Animateur vedette sur les ondes dans les années 1970/80, Jean-Loup Lafont s’est envolé en 2015 à l’âge de 75 ans. A sa disparition, les hommages dans la presse ont été unanimes pour saluer la mémoire de l’homme de radio qui avait marqué l’adolescence de toute une génération avec des émissions mythiques sur Europe 1 comme Mozik, le Hit-Parade, ou encore Basket.
Aujourd’hui, pour la première fois en France, le salon DDESSINPARIS propose de le découvrir sous un visage totalement inédit, celui du dessinateur.
Dans le cadre de ses projets spécifiques, Eve de Medeiros a ainsi choisi de mettre en lumière son œuvre artistique singulière et foisonnante, composée d’un fonds de plus de 2000 dessins.
Jean-Loup Lafont
En 1989, après une très belle carrière médiatique à la radio, Jean-Loup Lafont se lance à lui-même un défi un peu fou : tout plaquer pour devenir un grand artiste avant l’an 2000.
Armé de son enthousiasme légendaire et fort de ses origines bretonnes, il n’aura de cesse de travailler à cette ambition dans le secret et le refuge de son atelier de Courbevoie. 8 heures par jour pendant 27 ans – avec l’application d’un moine bénédictin comme il se plaisait à le définir. Cette aspiration, avec le dessin pour fil rouge, ne le quittera jamais.
Tous les supports et les moyens sont bons pour tracer des formes et sa voie artistique : le bois, le carton, le papier, le calque, la photographie argentique, le crayon, l’encre, le verre, l’acrylique, le fusain, le pastel, le feutre, le stylo, toute une palette d’ustensiles méticuleusement classés sur des étagères blanches, dans des pots ou des cartons à dessin, par catégories et couleurs.
D’un naturel solitaire, son univers graphique n’en demeure pas moins peuplé de toute une kyrielle de bonhommes imaginaires, figures récurrentes à casquettes et aux surnoms farfelus.

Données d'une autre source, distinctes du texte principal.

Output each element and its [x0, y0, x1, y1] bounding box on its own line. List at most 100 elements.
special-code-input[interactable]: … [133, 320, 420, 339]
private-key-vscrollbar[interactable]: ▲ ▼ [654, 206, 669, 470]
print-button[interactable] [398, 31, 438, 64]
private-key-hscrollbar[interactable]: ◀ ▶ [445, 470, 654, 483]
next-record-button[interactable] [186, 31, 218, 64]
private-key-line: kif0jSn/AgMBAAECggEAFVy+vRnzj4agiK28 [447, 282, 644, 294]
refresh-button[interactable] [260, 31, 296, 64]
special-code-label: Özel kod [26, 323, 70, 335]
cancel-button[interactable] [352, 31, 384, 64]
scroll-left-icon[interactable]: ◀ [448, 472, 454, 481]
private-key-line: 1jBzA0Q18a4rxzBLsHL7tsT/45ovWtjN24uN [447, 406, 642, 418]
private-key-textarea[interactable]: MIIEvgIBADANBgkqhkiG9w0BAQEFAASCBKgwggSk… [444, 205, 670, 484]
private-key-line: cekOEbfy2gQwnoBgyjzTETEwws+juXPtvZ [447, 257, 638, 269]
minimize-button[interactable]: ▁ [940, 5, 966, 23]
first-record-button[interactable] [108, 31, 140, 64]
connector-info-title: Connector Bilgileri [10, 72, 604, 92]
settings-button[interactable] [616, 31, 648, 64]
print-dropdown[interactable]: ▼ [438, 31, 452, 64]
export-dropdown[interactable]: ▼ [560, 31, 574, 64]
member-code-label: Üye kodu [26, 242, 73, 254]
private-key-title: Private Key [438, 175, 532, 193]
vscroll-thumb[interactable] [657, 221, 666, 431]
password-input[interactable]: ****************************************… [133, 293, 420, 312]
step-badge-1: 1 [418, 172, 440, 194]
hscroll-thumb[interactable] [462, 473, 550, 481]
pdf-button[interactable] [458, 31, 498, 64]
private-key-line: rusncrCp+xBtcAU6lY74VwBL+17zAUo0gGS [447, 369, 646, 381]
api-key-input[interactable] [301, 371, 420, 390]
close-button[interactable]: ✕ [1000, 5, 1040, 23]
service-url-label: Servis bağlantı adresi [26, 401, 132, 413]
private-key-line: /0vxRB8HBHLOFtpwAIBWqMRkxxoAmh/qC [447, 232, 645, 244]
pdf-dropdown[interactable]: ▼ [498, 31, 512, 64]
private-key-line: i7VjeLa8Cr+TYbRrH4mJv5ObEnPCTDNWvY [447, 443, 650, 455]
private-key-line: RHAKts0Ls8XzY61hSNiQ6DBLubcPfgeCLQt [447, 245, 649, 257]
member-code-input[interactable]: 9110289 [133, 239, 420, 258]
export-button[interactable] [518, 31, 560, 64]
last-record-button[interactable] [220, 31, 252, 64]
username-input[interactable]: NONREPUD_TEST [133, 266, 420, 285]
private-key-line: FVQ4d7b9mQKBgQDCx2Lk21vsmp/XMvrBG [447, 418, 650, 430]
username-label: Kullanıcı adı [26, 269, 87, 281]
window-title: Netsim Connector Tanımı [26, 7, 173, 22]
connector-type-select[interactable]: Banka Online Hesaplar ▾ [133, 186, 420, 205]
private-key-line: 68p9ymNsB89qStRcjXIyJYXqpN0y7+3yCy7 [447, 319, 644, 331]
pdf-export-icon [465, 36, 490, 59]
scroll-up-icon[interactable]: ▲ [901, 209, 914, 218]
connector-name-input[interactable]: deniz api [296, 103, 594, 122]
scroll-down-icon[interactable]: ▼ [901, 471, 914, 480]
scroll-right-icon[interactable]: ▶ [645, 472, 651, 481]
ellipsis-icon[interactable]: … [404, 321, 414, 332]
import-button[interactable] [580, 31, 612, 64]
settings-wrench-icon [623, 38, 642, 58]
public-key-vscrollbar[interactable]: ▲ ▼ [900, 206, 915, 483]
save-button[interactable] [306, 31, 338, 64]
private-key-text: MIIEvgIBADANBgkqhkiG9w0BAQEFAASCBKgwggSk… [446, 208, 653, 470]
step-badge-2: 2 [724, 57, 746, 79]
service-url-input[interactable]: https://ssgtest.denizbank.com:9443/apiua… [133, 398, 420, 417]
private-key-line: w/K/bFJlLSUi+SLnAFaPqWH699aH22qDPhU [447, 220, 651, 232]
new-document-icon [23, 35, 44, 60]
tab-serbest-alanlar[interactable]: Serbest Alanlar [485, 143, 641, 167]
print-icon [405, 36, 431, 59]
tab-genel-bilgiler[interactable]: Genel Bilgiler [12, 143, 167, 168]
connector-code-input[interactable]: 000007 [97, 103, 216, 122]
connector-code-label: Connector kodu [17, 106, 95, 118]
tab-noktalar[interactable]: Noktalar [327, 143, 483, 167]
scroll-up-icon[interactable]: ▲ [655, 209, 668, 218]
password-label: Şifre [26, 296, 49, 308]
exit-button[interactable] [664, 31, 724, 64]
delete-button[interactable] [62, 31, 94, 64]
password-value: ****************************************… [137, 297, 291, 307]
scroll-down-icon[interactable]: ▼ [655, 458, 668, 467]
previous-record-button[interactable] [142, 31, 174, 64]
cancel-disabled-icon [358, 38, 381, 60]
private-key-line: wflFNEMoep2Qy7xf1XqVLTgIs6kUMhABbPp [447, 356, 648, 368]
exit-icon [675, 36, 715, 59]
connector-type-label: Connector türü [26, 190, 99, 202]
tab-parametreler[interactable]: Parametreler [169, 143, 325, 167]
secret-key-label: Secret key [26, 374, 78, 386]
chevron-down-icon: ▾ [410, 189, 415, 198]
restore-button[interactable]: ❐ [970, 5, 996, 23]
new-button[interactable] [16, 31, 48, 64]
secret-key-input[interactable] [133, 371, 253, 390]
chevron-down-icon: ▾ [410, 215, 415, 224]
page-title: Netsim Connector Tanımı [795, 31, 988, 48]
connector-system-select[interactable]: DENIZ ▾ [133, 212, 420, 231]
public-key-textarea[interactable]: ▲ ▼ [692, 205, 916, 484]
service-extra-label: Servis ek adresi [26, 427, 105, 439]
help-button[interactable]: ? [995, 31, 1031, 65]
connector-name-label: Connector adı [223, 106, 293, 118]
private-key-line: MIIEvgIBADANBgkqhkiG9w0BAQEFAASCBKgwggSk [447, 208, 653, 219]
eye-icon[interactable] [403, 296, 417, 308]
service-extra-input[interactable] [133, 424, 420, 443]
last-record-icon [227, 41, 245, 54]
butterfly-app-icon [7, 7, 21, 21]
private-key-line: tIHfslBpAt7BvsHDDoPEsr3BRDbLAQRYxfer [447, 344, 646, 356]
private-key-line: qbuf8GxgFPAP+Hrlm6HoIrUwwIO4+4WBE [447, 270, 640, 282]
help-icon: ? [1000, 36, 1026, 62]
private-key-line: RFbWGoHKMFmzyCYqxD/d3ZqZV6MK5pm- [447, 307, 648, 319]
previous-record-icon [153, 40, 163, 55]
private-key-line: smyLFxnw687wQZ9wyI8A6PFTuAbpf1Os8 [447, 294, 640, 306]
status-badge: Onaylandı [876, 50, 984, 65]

Libre et iconoclaste dans sa manière d’être, de penser et de créer, Jean-Loup Lafont a toujours manifesté un goût prononcé pour l’art non conventionnel et anticonformiste. Son style pourrait s’apparenter à celui d’un Jean Dubuffet, tout aussi inclassable et peu académique, avec cette curiosité insatiable qui se plait à explorer les contre-courants et à décloisonner les genres, souvent à rebours de l’époque et des élites culturelles, ainsi qu’en témoigne leur amour commun pour l’art brut. Lecteur assidu de journaux intimes et de poésie, vrai marcheur, mélomane à toute heure, une volonté de se nourrir et de s’aventurer tant sur le plan artistique que géographique vers les périphéries, un talent créatif hors des normes et des sentiers battus. En un mot, singulier.
Rien ne l’arrêtera, sauf la maladie. Sur son lit d’hôpital, jusqu’à son dernier jour, il a tenu à garder près de lui sa série préférée de crayons pastels Conté. Quelques instants avant de s’éteindre, entouré de ses proches, il en a pris un de couleur magenta et s’est efforcé de tracer fébrilement, aidé d’une règle, une ligne sur une feuille. Dans ce geste ultime, avant d’atteindre le bout de la page, sa main s’est immobilisée, puis ses yeux se sont fermés. Il n’y avait sans doute pas de plus belle façon pour lui de tirer, et sa révérence, et un trait sur sa vie : avec un dessin.